Roma«Epifani ha bisogno di tanti auguri. Se capisco bene il senso della decisione del Consorzio delle Correnti, gli si chiede di “dirigere” senza “decidere”. E lui sa bene come si riesce in quest'impresa» dice Ottaviano Del Turco, anche lui ex socialista, anche lui ex Cgil, anche lui ex Pd, per il resto due strade opposte. Uno, Epifani, eletto segretario del Pd, l'altro cancellato e rimosso dagli ex compagni di partito dopo l'inchiesta sulla sanità abruzzese (un terremoto: un mese di galera, dimissioni da governatore e nuove elezioni in Abruzzo) e cinque anni di un processo ancora in corso dove le “prove” si stanno sgretolando e le accuse (le tangenti) non trovano riscontri. «Ma non voglio paragoni tra me ed Epifani. Parliamo di lui e basta».
Buona idea farlo segretario del Pd?
«È la persona giusta per portare il Pd sano e salvo al congresso. Guglielmo è sempre stato il più diplomatico dei dirigenti Cgil e il compito che lo aspetta nel Pd, vista la fine dei suoi predecessori, è di altissima diplomazia.
Cosa deve fare per non fare la stessa fine?
«Ha due strade davanti a sé. Una è quella notarile, per cui governa le divisioni dentro il Pd come ha fatto all'epoca dello scontro Cgil con la Fiom. Ma ha anche un'altra strada, innovativa, che gli deriva dalla forza di essere stato chiamato. Aprire il Pd ad un'altra idea del confronto politico, in cui l'ossessione di Berlusconi lascia il passo a un dialogo con i moderati italiani».
Anche sulla giustizia, mentre il Pdl manifesta contro i pm politicizzati?
«Ma è proprio la scelta di allearsi col giustizialismo alla Di Pietro il peccato originale del Pd di Veltroni! È quella la ragione profonda della crisi del partito democratico, non è colpa di Bersani. È stato l'abbraccio col partito dei giustizialisti che ha rotto con la tradizione socialista, garantista della sinistra italiana. L'idea che i conti con Berlusconi si potesse risolvere con le Procure. È per questo che il Pd è finito così».

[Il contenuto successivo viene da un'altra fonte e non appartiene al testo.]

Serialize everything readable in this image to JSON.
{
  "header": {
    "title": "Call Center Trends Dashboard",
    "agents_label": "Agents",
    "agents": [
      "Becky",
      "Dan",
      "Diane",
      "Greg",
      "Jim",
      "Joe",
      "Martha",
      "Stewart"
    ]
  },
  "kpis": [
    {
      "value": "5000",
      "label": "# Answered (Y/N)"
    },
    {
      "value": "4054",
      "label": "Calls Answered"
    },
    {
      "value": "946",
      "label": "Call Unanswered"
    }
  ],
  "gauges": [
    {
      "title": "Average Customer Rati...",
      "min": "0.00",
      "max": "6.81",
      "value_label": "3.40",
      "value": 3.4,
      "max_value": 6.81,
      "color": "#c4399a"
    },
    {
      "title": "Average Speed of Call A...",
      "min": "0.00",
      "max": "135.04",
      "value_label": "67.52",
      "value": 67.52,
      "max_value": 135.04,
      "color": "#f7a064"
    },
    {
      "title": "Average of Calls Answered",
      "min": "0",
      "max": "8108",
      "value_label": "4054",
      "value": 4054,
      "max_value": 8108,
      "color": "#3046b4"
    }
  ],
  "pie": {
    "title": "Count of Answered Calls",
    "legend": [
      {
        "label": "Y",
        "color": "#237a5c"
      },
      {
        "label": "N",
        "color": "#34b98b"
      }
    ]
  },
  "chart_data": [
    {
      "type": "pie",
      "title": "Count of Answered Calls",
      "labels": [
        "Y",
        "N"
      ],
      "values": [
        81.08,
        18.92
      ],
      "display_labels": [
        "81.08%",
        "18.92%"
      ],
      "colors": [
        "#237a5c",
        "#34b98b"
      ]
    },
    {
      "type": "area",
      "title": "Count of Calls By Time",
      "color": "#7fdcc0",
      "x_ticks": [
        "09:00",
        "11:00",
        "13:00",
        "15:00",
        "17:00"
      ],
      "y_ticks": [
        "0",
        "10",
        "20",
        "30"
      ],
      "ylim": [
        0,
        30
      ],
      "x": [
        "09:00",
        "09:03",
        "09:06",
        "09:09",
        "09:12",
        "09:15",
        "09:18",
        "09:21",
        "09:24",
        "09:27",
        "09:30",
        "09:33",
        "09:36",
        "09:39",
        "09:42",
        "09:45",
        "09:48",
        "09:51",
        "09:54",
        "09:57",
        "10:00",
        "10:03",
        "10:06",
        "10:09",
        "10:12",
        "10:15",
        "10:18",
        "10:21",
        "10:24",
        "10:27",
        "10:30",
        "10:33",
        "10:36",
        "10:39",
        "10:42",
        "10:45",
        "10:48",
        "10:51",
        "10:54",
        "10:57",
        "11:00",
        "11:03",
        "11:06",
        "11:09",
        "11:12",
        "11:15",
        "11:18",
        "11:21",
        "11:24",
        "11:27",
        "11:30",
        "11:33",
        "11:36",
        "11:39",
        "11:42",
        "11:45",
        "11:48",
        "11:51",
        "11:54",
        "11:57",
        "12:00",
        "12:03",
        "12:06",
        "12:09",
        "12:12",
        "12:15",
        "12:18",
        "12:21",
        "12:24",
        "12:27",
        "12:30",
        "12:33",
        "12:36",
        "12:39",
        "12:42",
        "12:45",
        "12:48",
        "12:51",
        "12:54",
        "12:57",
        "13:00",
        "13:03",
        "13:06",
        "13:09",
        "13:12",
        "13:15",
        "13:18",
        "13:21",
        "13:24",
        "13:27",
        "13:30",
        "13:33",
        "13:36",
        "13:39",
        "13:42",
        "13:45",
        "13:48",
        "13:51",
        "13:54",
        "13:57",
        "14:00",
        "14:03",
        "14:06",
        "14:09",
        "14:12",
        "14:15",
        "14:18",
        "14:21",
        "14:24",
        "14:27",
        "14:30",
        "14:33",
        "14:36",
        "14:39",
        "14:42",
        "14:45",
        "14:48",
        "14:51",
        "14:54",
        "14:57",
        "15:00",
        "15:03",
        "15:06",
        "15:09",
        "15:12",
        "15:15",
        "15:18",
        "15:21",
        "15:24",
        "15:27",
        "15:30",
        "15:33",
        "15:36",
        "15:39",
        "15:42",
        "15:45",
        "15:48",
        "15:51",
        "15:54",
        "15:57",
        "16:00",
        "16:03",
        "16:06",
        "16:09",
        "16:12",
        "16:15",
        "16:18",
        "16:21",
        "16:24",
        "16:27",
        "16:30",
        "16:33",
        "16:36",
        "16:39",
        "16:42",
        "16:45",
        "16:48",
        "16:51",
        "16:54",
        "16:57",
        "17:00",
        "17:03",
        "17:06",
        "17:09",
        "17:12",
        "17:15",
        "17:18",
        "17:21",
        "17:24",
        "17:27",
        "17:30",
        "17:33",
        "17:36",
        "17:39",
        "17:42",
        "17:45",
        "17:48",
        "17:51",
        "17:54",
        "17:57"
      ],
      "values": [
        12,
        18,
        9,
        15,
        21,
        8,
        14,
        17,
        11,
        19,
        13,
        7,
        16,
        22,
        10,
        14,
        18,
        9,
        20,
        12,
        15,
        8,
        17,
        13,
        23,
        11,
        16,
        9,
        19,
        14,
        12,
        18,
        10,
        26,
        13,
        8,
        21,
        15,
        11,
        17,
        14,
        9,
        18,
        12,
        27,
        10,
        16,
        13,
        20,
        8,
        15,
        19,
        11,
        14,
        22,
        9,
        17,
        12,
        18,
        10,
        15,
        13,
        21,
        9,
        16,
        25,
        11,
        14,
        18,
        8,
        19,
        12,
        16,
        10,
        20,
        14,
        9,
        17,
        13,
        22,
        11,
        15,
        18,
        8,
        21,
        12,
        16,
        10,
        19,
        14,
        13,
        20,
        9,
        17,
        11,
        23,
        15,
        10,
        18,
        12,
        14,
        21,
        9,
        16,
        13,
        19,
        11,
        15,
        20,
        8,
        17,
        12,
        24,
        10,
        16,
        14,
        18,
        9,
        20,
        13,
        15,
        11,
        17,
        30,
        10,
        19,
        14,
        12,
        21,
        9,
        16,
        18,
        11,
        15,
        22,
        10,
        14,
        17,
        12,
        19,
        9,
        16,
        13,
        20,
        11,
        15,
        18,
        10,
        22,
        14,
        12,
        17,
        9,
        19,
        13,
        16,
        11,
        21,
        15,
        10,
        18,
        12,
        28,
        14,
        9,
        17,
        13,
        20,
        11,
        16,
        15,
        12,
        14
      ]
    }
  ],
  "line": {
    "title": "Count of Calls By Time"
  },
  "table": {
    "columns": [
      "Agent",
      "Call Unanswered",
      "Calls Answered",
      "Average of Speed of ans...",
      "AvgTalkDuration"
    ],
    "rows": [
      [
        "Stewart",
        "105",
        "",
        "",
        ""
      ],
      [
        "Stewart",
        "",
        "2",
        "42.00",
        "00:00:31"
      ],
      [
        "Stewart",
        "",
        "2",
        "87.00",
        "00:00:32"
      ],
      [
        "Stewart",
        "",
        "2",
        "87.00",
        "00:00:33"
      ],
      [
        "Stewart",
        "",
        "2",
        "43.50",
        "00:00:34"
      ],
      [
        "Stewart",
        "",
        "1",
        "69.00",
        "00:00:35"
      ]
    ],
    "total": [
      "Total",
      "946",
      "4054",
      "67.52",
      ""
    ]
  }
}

A sinistra dicono l'opposto, che l'errore del Pd è di essere stato troppo conciliante con Berlusconi.
«La verità è che molti, ancora oggi, a sinistra, continuano a pensare che il leader del centrodestra non debbano sceglierlo gli elettori moderati ma un confuso asse tra la sinistra e un sistema di Procure. È un errore drammatico. E su questo mi aspetto molto da Epifani, perché conosco la sua vocazione garantista. Può far fare un salto al Pd».
Renzi no?
«All'inizio mi piaceva molto, poi è cambiato. Mi è sembrato pronto al compromesso con un Pd disponibile a sostenerlo a patto che diventasse, per così dire, meno “renziano” di quanto non fosse all'inizio. Ma al congresso dovrà dire chi è e cosa vuole fare».
Insomma il Pd per cambiare deve rottamare davvero i vecchi diessini.
«Guardi, abbiamo un ex socialista che è diventato segretario del Pd e un ex democristiano diventato premier, scompare dall'orizzonte politico italiano la tradizione comunista. Io ho lottato per tutta la vita per questo superamento. All'inizio della legislatura sembrava che dovessero prendersi tutto, dal Quirinale al premier ai presidenti di Camere e Commissioni, e invece siamo alla presa d'atto che una storia, quella degli ex comunisti, si è conclusa».
Un Pd in versione socialista-garantista.
«Il dramma è quello che ho visto l'altra sera a Porta a porta. Un circolo del Pd dove arriva la notizia della condanna di Berlusconi e parte un applauso che non finisce mai. Sembrava un'assemblea di tricoteuse davanti alla ghigliottina più che di militanti di partito».
«Grave la manifestazione del Pdl contro i pm» dicono dal Pd.
«Col Pci, negli anni difficili, c'erano rivolte di piazza, altro che manifestazioni. Il centrodestra ha il diritto, come tutti, di manifestare le sue idee.

Che poi Berlusconi difenda il suo diritto di essere il leader dei moderati italiani è talmente banale che metterlo in discussione, questo sì è una concezione pericolosa della democrazia».